We should be able to agree that current fossil evidence supports both models, regardless of "degree of support."

This isn't to say that current theories of common dscent and evolution have not done this either, but the latter two allow for theoretical model alterations if the evidence warrants.

The alterability of a model doesn't make a model more tenable. Just as if I said the CM doesn't have to change, therefore it is a more tenable model. The nature of the model itself doesn't support if the model is true or not.

I don't think this is true. Whether or not a model is capable of incorporating new discoveries would seem to be vital to its success. See the recent example of Hawking's refutation of his eariler theory about black holes. The evidence did not support his hypothesis, and so he was willing to abandon it.

But even if this is true, that the tenability (?) of the model is not based on its alterability, the basic underlying principles of each model are arrived at differently. This is what I was getting at. In the God model, the assumption of God requires an explanation for all observed phenomenae in terms of God's story. That is, evidence is always seen as part of the P/plan.

In the secular model, no assumptions are made about anything. We observe and extrapolate based on the observations.
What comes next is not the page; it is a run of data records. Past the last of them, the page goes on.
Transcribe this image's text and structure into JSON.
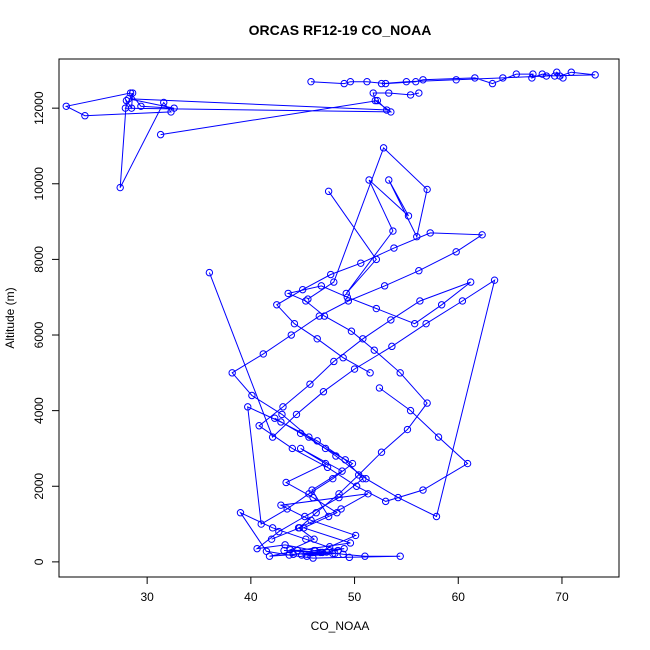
{
  "chart_data": {
    "type": "scatter",
    "title": "ORCAS RF12-19 CO_NOAA",
    "xlabel": "CO_NOAA",
    "ylabel": "Altitude (m)",
    "xlim": [
      21.5,
      75.5
    ],
    "ylim": [
      -400,
      13300
    ],
    "xticks": [
      30,
      40,
      50,
      60,
      70
    ],
    "yticks": [
      0,
      2000,
      4000,
      6000,
      8000,
      10000,
      12000
    ],
    "grid": false,
    "legend": "none",
    "line_color": "#0000ff",
    "marker": "open-circle",
    "connected": true,
    "series": [
      {
        "x": [
          44.1,
          46.7,
          43.2,
          48.1,
          44.9,
          47.3,
          46.2,
          49.0,
          45.4,
          47.9,
          43.8,
          46.1,
          44.6,
          48.7,
          51.3,
          42.9,
          45.8,
          50.1,
          47.6,
          46.9,
          41.8,
          44.5,
          49.6,
          45.1,
          48.3,
          46.0,
          43.4,
          47.2,
          44.8,
          48.8,
          45.9,
          47.5
        ],
        "y": [
          200,
          250,
          300,
          220,
          180,
          260,
          300,
          350,
          150,
          220,
          320,
          600,
          900,
          1400,
          1800,
          1500,
          1100,
          700,
          400,
          250,
          150,
          300,
          500,
          900,
          1300,
          1700,
          2100,
          2600,
          3000,
          2400,
          1900,
          1200
        ]
      },
      {
        "x": [
          42.0,
          44.7,
          46.3,
          48.5,
          50.4,
          52.6,
          55.1,
          57.0,
          54.4,
          51.9,
          49.7,
          47.1,
          45.3,
          43.6,
          46.8,
          49.3,
          52.1,
          55.8,
          58.4,
          61.2,
          56.3,
          53.5,
          50.8,
          48.0,
          45.7,
          43.1,
          40.8,
          44.0,
          47.4,
          50.2,
          53.0,
          56.6,
          60.9,
          58.1,
          55.4,
          52.4
        ],
        "y": [
          600,
          900,
          1300,
          1800,
          2300,
          2900,
          3500,
          4200,
          5000,
          5600,
          6100,
          6500,
          6900,
          7100,
          7300,
          7000,
          6700,
          6300,
          6800,
          7400,
          6900,
          6400,
          5900,
          5300,
          4700,
          4100,
          3600,
          3000,
          2500,
          2000,
          1600,
          1900,
          2600,
          3300,
          4000,
          4600
        ]
      },
      {
        "x": [
          51.5,
          48.9,
          46.4,
          44.2,
          42.5,
          45.0,
          47.7,
          50.6,
          53.8,
          57.3,
          62.3,
          59.8,
          56.2,
          52.9,
          49.4,
          46.6,
          43.9,
          41.2,
          38.2,
          40.1,
          43.0,
          45.6,
          48.2,
          51.1,
          54.2,
          57.9,
          63.5,
          60.4,
          56.9,
          53.6,
          50.0,
          47.0,
          44.4,
          42.1,
          36.0
        ],
        "y": [
          5000,
          5400,
          5900,
          6300,
          6800,
          7200,
          7600,
          7900,
          8300,
          8700,
          8650,
          8200,
          7700,
          7300,
          6900,
          6500,
          6000,
          5500,
          5000,
          4400,
          3900,
          3300,
          2800,
          2200,
          1700,
          1200,
          7450,
          6900,
          6300,
          5700,
          5100,
          4500,
          3900,
          3300,
          7650
        ]
      },
      {
        "x": [
          47.5,
          52.1,
          49.2,
          53.7,
          51.4,
          55.2,
          53.3,
          56.0,
          57.0,
          52.8,
          48.0,
          45.5
        ],
        "y": [
          9800,
          8000,
          7100,
          8750,
          10100,
          9150,
          10100,
          8600,
          9850,
          10950,
          7400,
          6950
        ]
      },
      {
        "x": [
          31.3,
          52.2,
          53.1,
          28.2,
          32.6,
          29.4,
          28.4,
          22.2,
          24.0,
          32.3,
          31.6,
          27.4,
          28.0,
          28.5,
          28.6,
          27.9,
          53.5,
          52.0,
          51.8,
          53.3,
          55.4,
          56.2
        ],
        "y": [
          11300,
          12200,
          11950,
          12250,
          12000,
          12050,
          12400,
          12050,
          11800,
          11900,
          12150,
          9900,
          12200,
          12000,
          12400,
          12000,
          11900,
          12200,
          12400,
          12400,
          12350,
          12400
        ]
      },
      {
        "x": [
          45.8,
          49.0,
          49.6,
          51.2,
          53.0,
          55.9,
          56.6,
          61.6,
          63.3,
          65.6,
          67.2,
          67.1,
          68.1,
          69.3,
          69.5,
          70.1,
          69.8,
          70.9,
          73.2,
          68.5,
          64.3,
          59.8,
          55.0,
          52.6
        ],
        "y": [
          12700,
          12650,
          12700,
          12700,
          12650,
          12700,
          12750,
          12800,
          12650,
          12900,
          12900,
          12800,
          12900,
          12850,
          12950,
          12800,
          12850,
          12950,
          12880,
          12850,
          12800,
          12750,
          12700,
          12650
        ]
      },
      {
        "x": [
          42.3,
          44.8,
          47.2,
          49.8,
          47.9,
          45.6,
          43.5,
          41.0,
          39.7,
          42.9,
          46.4,
          49.1,
          50.8,
          48.5,
          45.2,
          42.7,
          40.6,
          43.3,
          46.1,
          48.9,
          51.0,
          54.4,
          49.5,
          46.0,
          43.7,
          41.5,
          39.0,
          42.1,
          45.3,
          48.4
        ],
        "y": [
          3800,
          3400,
          3000,
          2600,
          2200,
          1800,
          1400,
          1000,
          4100,
          3700,
          3200,
          2700,
          2200,
          1700,
          1200,
          800,
          350,
          450,
          300,
          200,
          150,
          150,
          120,
          100,
          180,
          280,
          1300,
          900,
          600,
          300
        ]
      }
    ]
  }
}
If the God model says that the number 13 can never exist and we see a set of data that looks like: 8, 9, 10, 11, 12, 14, 15, 16, 17. Then we must assume that there is a reason that 13 is not present, so we come up with a mathematical calculation about what may have happened before 8 and after 17 so that 13 can be left out of the plan. However, a secular model that says that the number 13 can never exist, faced with the same set of data, has the option of saying there is either incomplete or inaccurate observation.

About speciation, I believe science knows very little about this. That is, on the genetic level, how do species arise? Why do we have species in the first place?

In the common descent model, speciation is the direct result of being able to exploit new areas of an environment, allowing for the unfettered population of these environments. Take the example of air-breathing fish. For some reason I won't get into here, fish filter oxygen out of the water in order to "breathe." It is not a big step to take to assume that some fish would have adapted themselves to take oxygen out of the air in order to breathe. Once this happened, there were entirely new out-of water environments to explore and populate without competition.